Syarief Hasan: Pilpres & Pileg Sudah Tepat Dilaksanakan Februari 2024

Inkana Putri - detikNews
Senin, 06 Des 2021 16:04 WIB
Syarief Hasan
Foto: MPR
Jakarta -

Wakil Ketua MPR dari Fraksi Partai Demokrat Syarief Hasan mendukung rencana pelaksanaan Pemilihan Umum (Pemilu) dan Pemilihan Legislatif (Pileg) Komisi Pemilihan Umum (KPU). Menurutnya, rencana pelaksanaan Pilpres dan Pileg pada 21 Februari 2024 telah sesuai dengan kesepakatan awal dan masih relevan.

"Kami melihat bahwa Pilpres dan Pileg sudah tepat dilaksanakan di bulan Februari 2024 sehingga ada jeda dengan Pilkada Serentak pada bulan November 2024," ujar Syarief dalam keterangannya, Senin (6/12/2021).

Syarief menilai jeda tersebut diperlukan untuk mengurangi beban kerja dari pelaksanaan pemilu nasional ini.

"Konsekuensi dari pemilihan serentak secara nasional pada tahun 2024 ini ialah beban kerja yang sangat berat sehingga kita harus cermat dalam menentukan tanggal pelaksanaannya," ungkap Syarief.

Anggota Majelis Tinggi Partai Demokrat ini pun menjelaskan beban tersebut dapat memberatkan daerah-daerah. Mengingat anggaran yang dikeluarkan tentunya akan lebih besar.

"Beban anggaran yang besar juga akan dirasakan oleh daerah karena harus membiayai pelaksanaan dua kali pemilihan dalam setahun sehingga butuh jeda agar daerah bisa mengambil nafas," katanya.

Mengenai hal ini, Syarief mengimbau pemerintah dapat mengambil alternatif lain untuk mempercepat Pilkada pada 2023, khususnya pada daerah yang terjadi kekosongan kepemimpinan definitif.

"Kami bahkan mengusulkan agar dapat diambil alternatif memajukan pelaksanaan Pilkada di tahun 2023, khususnya pada daerah-daerah yang selesai masa jabatannya pada 2022 dan 2023," paparnya.

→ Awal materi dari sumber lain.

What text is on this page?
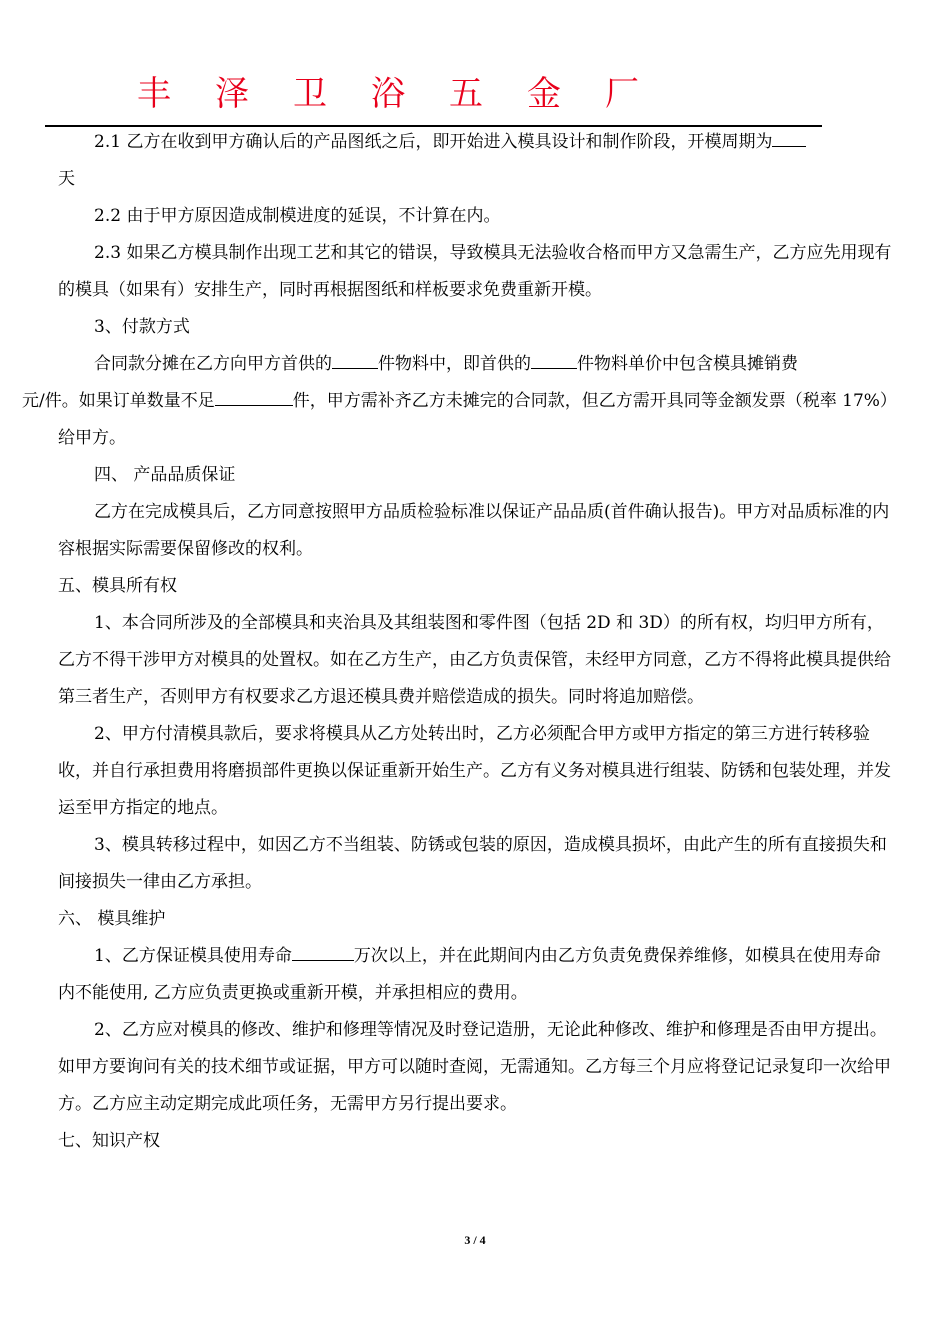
丰泽卫浴五金厂

2.1 乙方在收到甲方确认后的产品图纸之后，即开始进入模具设计和制作阶段，开模周期为

天

2.2 由于甲方原因造成制模进度的延误，不计算在内。

2.3 如果乙方模具制作出现工艺和其它的错误，导致模具无法验收合格而甲方又急需生产，乙方应先用现有的模具（如果有）安排生产，同时再根据图纸和样板要求免费重新开模。

3、付款方式

合同款分摊在乙方向甲方首供的	件物料中，即首供的	件物料单价中包含模具摊销费
元/件。如果订单数量不足	件，甲方需补齐乙方未摊完的合同款，但乙方需开具同等金额发票（税率 17%）给甲方。

四、 产品品质保证

乙方在完成模具后，乙方同意按照甲方品质检验标准以保证产品品质(首件确认报告)。甲方对品质标准的内容根据实际需要保留修改的权利。

五、模具所有权

1、本合同所涉及的全部模具和夹治具及其组装图和零件图（包括 2D 和 3D）的所有权，均归甲方所有，乙方不得干涉甲方对模具的处置权。如在乙方生产，由乙方负责保管，未经甲方同意，乙方不得将此模具提供给第三者生产，否则甲方有权要求乙方退还模具费并赔偿造成的损失。同时将追加赔偿。

2、甲方付清模具款后，要求将模具从乙方处转出时，乙方必须配合甲方或甲方指定的第三方进行转移验收，并自行承担费用将磨损部件更换以保证重新开始生产。乙方有义务对模具进行组装、防锈和包装处理，并发运至甲方指定的地点。

3、模具转移过程中，如因乙方不当组装、防锈或包装的原因，造成模具损坏，由此产生的所有直接损失和间接损失一律由乙方承担。

六、 模具维护

1、乙方保证模具使用寿命	万次以上，并在此期间内由乙方负责免费保养维修，如模具在使用寿命内不能使用, 乙方应负责更换或重新开模，并承担相应的费用。

2、乙方应对模具的修改、维护和修理等情况及时登记造册，无论此种修改、维护和修理是否由甲方提出。如甲方要询问有关的技术细节或证据，甲方可以随时查阅，无需通知。乙方每三个月应将登记记录复印一次给甲方。乙方应主动定期完成此项任务，无需甲方另行提出要求。

七、知识产权

3 / 4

Menurutnya, langkah ini akan mengurangi beban pemerintah dalam menyiapkan Pjs. Kepala Daerah yang jumlahnya cukup banyak.

"Akan ada kurang lebih 101 kepala daerah yang habis masanya pada tahun 2022 dan akan ada kurang lebih 170 daerah yang habis masa jabatannya pada tahun 2023. Hal ini tentu butuh Pjs. Kepala Daerah dalam jumlah yang sangat besar sehingga membuat efektivitas pemerintahan menjadi berkurang," tambahnya.

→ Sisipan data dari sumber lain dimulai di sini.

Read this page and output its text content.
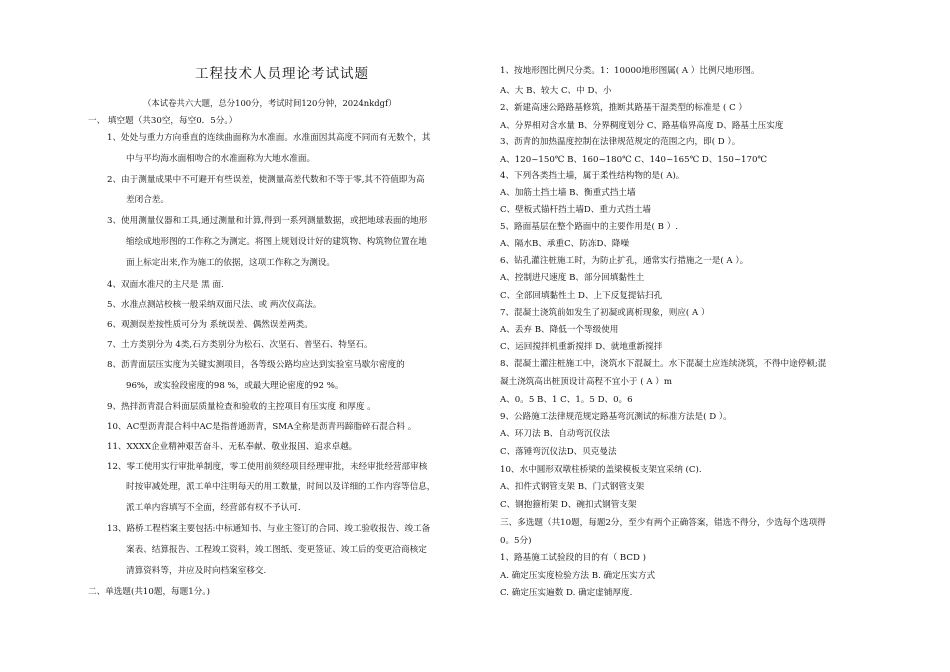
工程技术人员理论考试试题
（本试卷共六大题，总分100分，考试时间120分钟，2024nkdgf）
一、 填空题（共30空，每空0．5分。）
1、处处与重力方向垂直的连续曲面称为水准面。水准面因其高度不同而有无数个，其
中与平均海水面相吻合的水准面称为大地水准面。
2、由于测量成果中不可避开有些误差，使测量高差代数和不等于零,其不符值即为高
差闭合差。
3、使用测量仪器和工具,通过测量和计算,得到一系列测量数据，或把地球表面的地形
缩绘成地形图的工作称之为测定。将图上规划设计好的建筑物、构筑物位置在地
面上标定出来,作为施工的依据，这项工作称之为测设。
4、双面水准尺的主尺是 黑 面.
5、水准点测站校核一般采纳双面尺法、或 两次仪高法。
6、观测误差按性质可分为 系统误差、偶然误差两类。
7、土方类别分为 4类,石方类别分为松石、次坚石、普坚石、特坚石。
8、沥青面层压实度为关键实测项目，各等级公路均应达到实验室马歇尔密度的
96%，或实验段密度的98 %，或最大理论密度的92 %。
9、热拌沥青混合料面层质量检查和验收的主控项目有压实度 和厚度 。
10、AC型沥青混合料中AC是指普通沥青，SMA全称是沥青玛蹄脂碎石混合料 。
11、XXXX企业精神艰苦奋斗、无私奉献、敬业报国、追求卓越。
12、零工使用实行审批单制度，零工使用前须经项目经理审批，未经审批经营部审核
时按审减处理，派工单中注明每天的用工数量，时间以及详细的工作内容等信息，
派工单内容填写不全面，经营部有权不予认可.
13、路桥工程档案主要包括:中标通知书、与业主签订的合同、竣工验收报告、竣工备
案表、结算报告、工程竣工资料，竣工图纸、变更签证、竣工后的变更洽商核定
清算资料等，并应及时向档案室移交.
二、单选题(共10题，每题1分。)
1、按地形图比例尺分类。1：10000地形图属( A ）比例尺地形图。
A、大 B、较大 C、中 D、小
2、新建高速公路路基修筑，推断其路基干湿类型的标准是 ( C ）
A、分界相对含水量 B、分界稠度划分 C、路基临界高度 D、路基土压实度
3、沥青的加热温度控制在法律规范规定的范围之内，即( D ）。
A、120~150℃ B、160~180℃ C、140~165℃ D、150~170℃
4、下列各类挡土墙，属于柔性结构物的是( A)。
A、加筋土挡土墙 B、衡重式挡土墙
C、壁板式锚杆挡土墙D、重力式挡土墙
5、路面基层在整个路面中的主要作用是( B ）.
A、隔水B、承重C、防冻D、降噪
6、钻孔灌注桩施工时，为防止扩孔，通常实行措施之一是( A ）。
A、控制进尺速度 B、部分回填黏性土
C、全部回填黏性土 D、上下反复提钻扫孔
7、混凝土浇筑前如发生了初凝或离析现象，则应( A ）
A、丢弃 B、降低一个等级使用
C、运回搅拌机重新搅拌 D、就地重新搅拌
8、混凝土灌注桩施工中，浇筑水下混凝土。水下混凝土应连续浇筑，不得中途停顿;混
凝土浇筑高出桩顶设计高程不宜小于 ( A ）m
A、0。5 B、1 C、1。5 D、0。6
9、公路施工法律规范规定路基弯沉测试的标准方法是( D ）。
A、环刀法 B、自动弯沉仪法
C、落锤弯沉仪法D、贝克曼法
10、水中圆形双墩柱桥梁的盖梁模板支架宜采纳 (C).
A、扣件式钢管支架 B、门式钢管支架
C、钢抱箍桁架 D、碗扣式钢管支架
三、多选题（共10题，每题2分，至少有两个正确答案，错选不得分，少选每个选项得
0。5分)
1、路基施工试验段的目的有（ BCD )
A. 确定压实度检验方法 B. 确定压实方式
C. 确定压实遍数 D. 确定虚铺厚度.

Selain itu, Politisi Senior Partai Demokrat ini juga mendorong agar seluruh stakeholder lebih bijak dalam menentukan tanggal pelaksanaan Pemilu. Dengan demikian, Pemilu tidak menjadi beban bagi sejumlah pihak.

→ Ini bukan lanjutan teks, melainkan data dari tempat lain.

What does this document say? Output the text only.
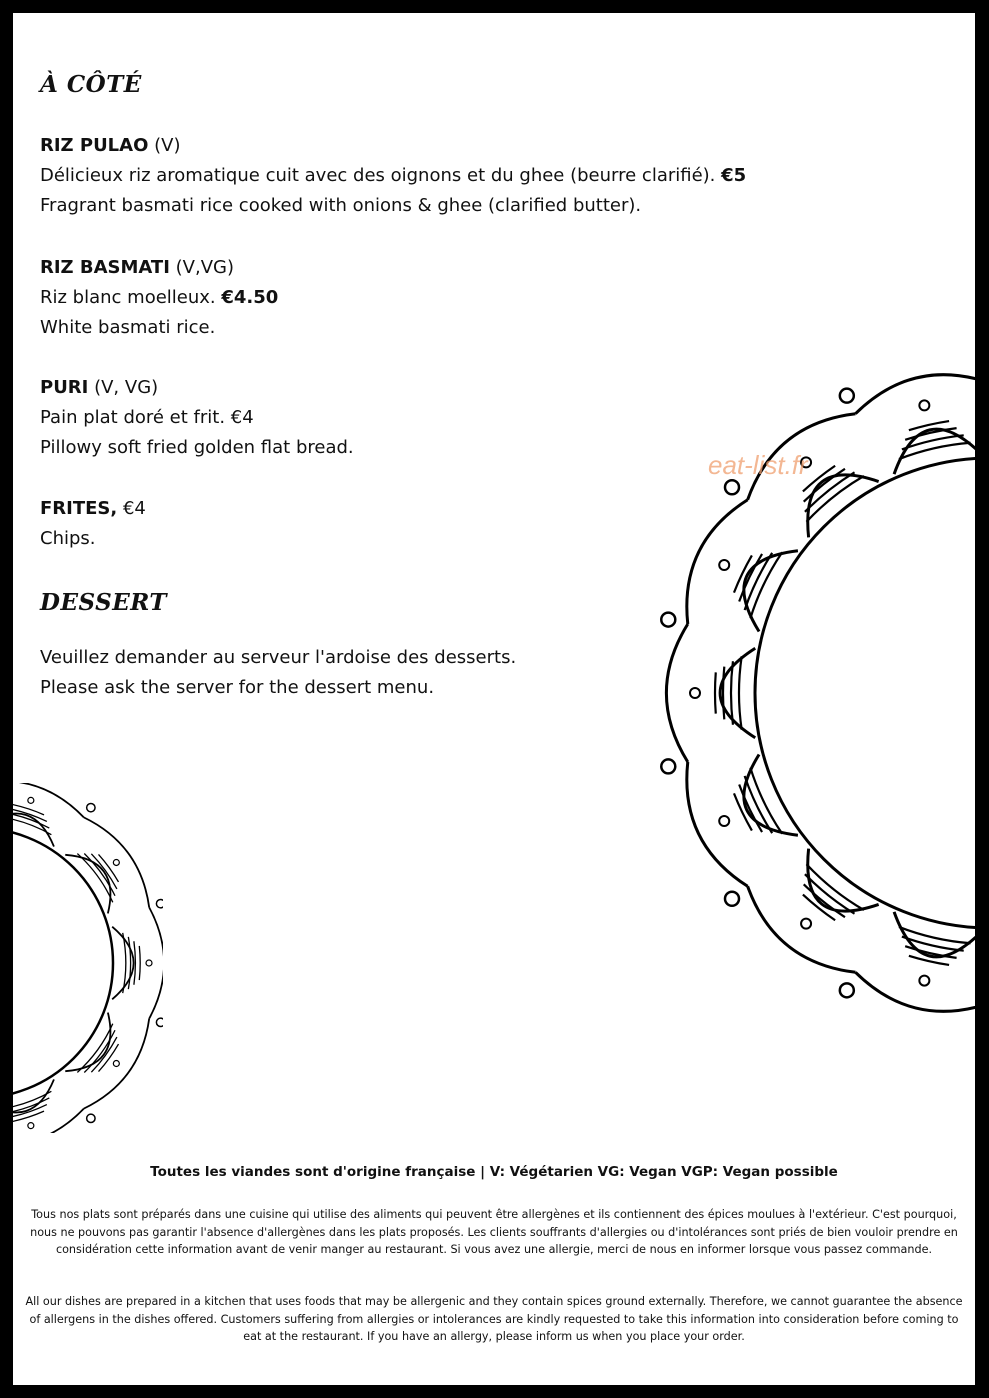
À CÔTÉ
RIZ PULAO (V)
Délicieux riz aromatique cuit avec des oignons et du ghee (beurre clarifié). €5
Fragrant basmati rice cooked with onions & ghee (clarified butter).
RIZ BASMATI (V,VG)
Riz blanc moelleux. €4.50
White basmati rice.
PURI (V, VG)
Pain plat doré et frit. €4
Pillowy soft fried golden flat bread.
FRITES, €4
Chips.
DESSERT
Veuillez demander au serveur l'ardoise des desserts.
Please ask the server for the dessert menu.
eat-list.fr
Toutes les viandes sont d'origine française | V: Végétarien VG: Vegan VGP: Vegan possible
Tous nos plats sont préparés dans une cuisine qui utilise des aliments qui peuvent être allergènes et ils contiennent des épices moulues à l'extérieur. C'est pourquoi, nous ne pouvons pas garantir l'absence d'allergènes dans les plats proposés. Les clients souffrants d'allergies ou d'intolérances sont priés de bien vouloir prendre en considération cette information avant de venir manger au restaurant. Si vous avez une allergie, merci de nous en informer lorsque vous passez commande.
All our dishes are prepared in a kitchen that uses foods that may be allergenic and they contain spices ground externally. Therefore, we cannot guarantee the absence of allergens in the dishes offered. Customers suffering from allergies or intolerances are kindly requested to take this information into consideration before coming to eat at the restaurant. If you have an allergy, please inform us when you place your order.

"Kita ingin agar pemilihan ini menjadi ajang pesta demokrasi bersama, bukan malah menjadi beban kerja yang luar biasa besarnya, baik bagi pelaksana pemilu, peserta pemilu, hingga pemerintah yang harus bersusah payah menyiapkan Pjs dalam jumlah besar," tutupnya.